Durante a sua intervenção em plenário, Hélder Sousa Silva clarificou que o combate à pirataria não deve ser interpretado como um ataque ao cidadão comum que procura assistir a um jogo de futebol. Pelo contrário, o eurodeputado do PSD sublinhou que se trata de enfrentar uma estrutura de “crime de propriedade intelectual cada vez mais ligado ao crime organizado”, uma classificação já reconhecida pela Plataforma Multidisciplinar Europeia contra as Ameaças Criminais, refere um comunicado à nossa redação.
De acordo com o parlamentar, estas redes transnacionais geram lucros avultados que servem de combustível para outras atividades criminosas graves.
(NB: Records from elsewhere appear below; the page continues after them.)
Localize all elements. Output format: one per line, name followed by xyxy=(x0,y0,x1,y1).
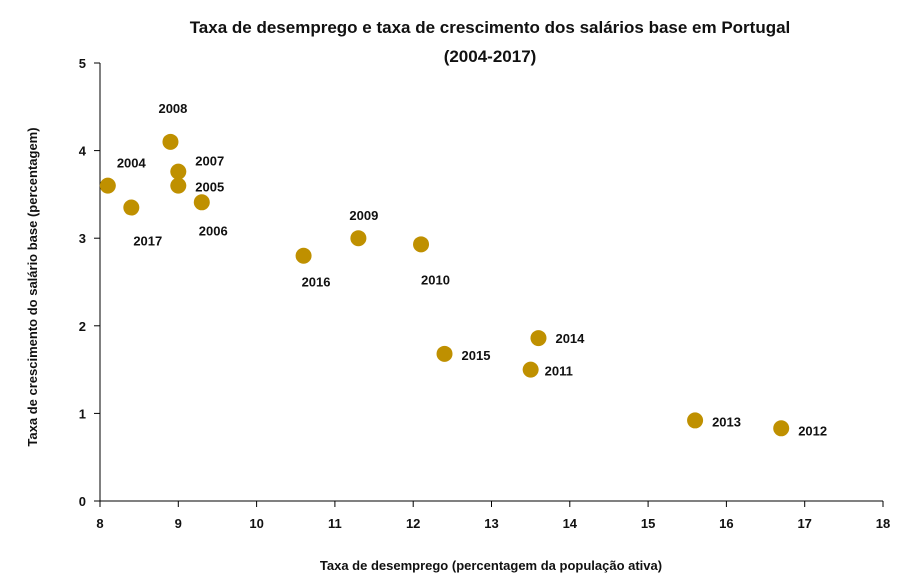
data-point-2011 xyxy=(522,361,539,378)
data-point-2013 xyxy=(687,412,704,429)
axes xyxy=(99,63,883,502)
data-point-2004 xyxy=(99,177,116,194)
y-axis-label: Taxa de crescimento do salário base (per… xyxy=(25,127,40,446)
x-tick-label: 12 xyxy=(406,516,420,531)
x-axis-label: Taxa de desemprego (percentagem da popul… xyxy=(320,558,662,573)
y-tick-label: 0 xyxy=(79,494,86,509)
y-tick-label: 4 xyxy=(79,144,87,159)
point-label-2005: 2005 xyxy=(195,180,224,195)
data-point-2010 xyxy=(413,236,430,253)
point-label-2011: 2011 xyxy=(545,364,573,379)
x-tick-label: 17 xyxy=(797,516,811,531)
point-label-2015: 2015 xyxy=(462,348,491,363)
data-point-2017 xyxy=(123,199,140,216)
point-label-2006: 2006 xyxy=(199,223,228,238)
x-tick-label: 18 xyxy=(876,516,890,531)
point-label-2013: 2013 xyxy=(712,414,741,429)
x-tick-label: 16 xyxy=(719,516,733,531)
point-label-2012: 2012 xyxy=(798,423,827,438)
x-tick-label: 8 xyxy=(96,516,103,531)
y-tick-label: 3 xyxy=(79,231,86,246)
data-point-2012 xyxy=(773,420,790,437)
x-tick-label: 11 xyxy=(328,516,342,531)
chart-title-line-2: (2004-2017) xyxy=(444,47,537,66)
x-tick-label: 13 xyxy=(484,516,498,531)
point-label-2017: 2017 xyxy=(133,234,162,249)
x-tick-label: 10 xyxy=(249,516,263,531)
x-ticks: 8 9 10 11 12 13 14 15 16 17 18 xyxy=(96,501,890,531)
data-point-2014 xyxy=(530,330,547,347)
x-tick-label: 9 xyxy=(175,516,182,531)
data-point-2005 xyxy=(170,177,187,194)
point-label-2007: 2007 xyxy=(195,154,224,169)
chart-title-line-1: Taxa de desemprego e taxa de crescimento… xyxy=(190,18,791,37)
data-point-2007 xyxy=(170,163,187,180)
point-label-2009: 2009 xyxy=(349,208,378,223)
data-point-2015 xyxy=(436,345,453,362)
y-tick-label: 1 xyxy=(79,406,86,421)
point-label-2010: 2010 xyxy=(421,272,450,287)
y-tick-label: 5 xyxy=(79,56,86,71)
x-tick-label: 15 xyxy=(641,516,655,531)
point-label-2016: 2016 xyxy=(302,275,331,290)
data-point-2009 xyxy=(350,230,367,247)
point-label-2004: 2004 xyxy=(117,156,147,171)
point-labels: 2004 2005 2006 2007 2008 2009 2010 2011 2012 2013… xyxy=(117,101,827,438)
data-point-2008 xyxy=(162,133,179,150)
y-ticks: 0 1 2 3 4 5 xyxy=(79,56,100,509)
data-point-2006 xyxy=(193,194,210,211)
data-point-2016 xyxy=(295,247,312,264)
point-label-2014: 2014 xyxy=(555,331,585,346)
x-tick-label: 14 xyxy=(563,516,578,531)
y-tick-label: 2 xyxy=(79,319,86,334)
data-points xyxy=(99,133,790,437)
point-label-2008: 2008 xyxy=(158,101,187,116)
Além do impacto financeiro, o eurodeputado alertou para a vulnerabilidade dos utilizadores, afirmando que estas transmissões ilegais são frequentemente portas de entrada para fraudes, roubo de dados e ciberataques, confirmando os alertas recentes emitidos pela Europol.
Um dos pontos centrais da argumentação de Sousa Silva é a insuficiência das medidas atuais. O eurodeputado recordou que, embora o Parlamento Europeu venha a alertar para a gravidade da situação há vários anos, a Comissão Europeia optou, em 2023, por emitir apenas uma Recomendação não vinculativa. Na sua visão, os dados atuais confirmam que essa abordagem teve um “impacto reduzido” face à evolução galopante do fenómeno.
Perante este cenário, Hélder Sousa Silva — em conjunto com os eurodeputados Hannes Heide e Bogdan Zdrojewski — formalizou a pressão sobre o executivo comunitário através de uma carta enviada a Ursula von der Leyen. No documento, os signatários apelam a uma iniciativa legislativa específica, defendendo que apenas uma “resposta europeia à altura”, com regras harmonizadas e cooperação reforçada entre autoridades, poderá conter a pirataria de eventos ao vivo e de conteúdos audiovisuais.
Para o eurodeputado, o problema é sistémico e afeta todo o setor criativo e digital. Segundo dados do Instituto da Propriedade Intelectual da União Europeia (EUIPO) citados pelo parlamentar, as consequências estendem-se a:
Perdas económicas diretas para os criadores e detentores de direitos;
Risco para postos de trabalho no setor audiovisual;
Ameaças à segurança nacional e individual devido à ligação ao cibercrime.
Sousa Silva concluiu a sua defesa apelando a um investimento sério em literacia digital e consciencialização, para que os consumidores compreendam que, ao acederem a conteúdos piratas, podem estar a financiar redes criminosas e a colocar a sua própria segurança em risco, conclui.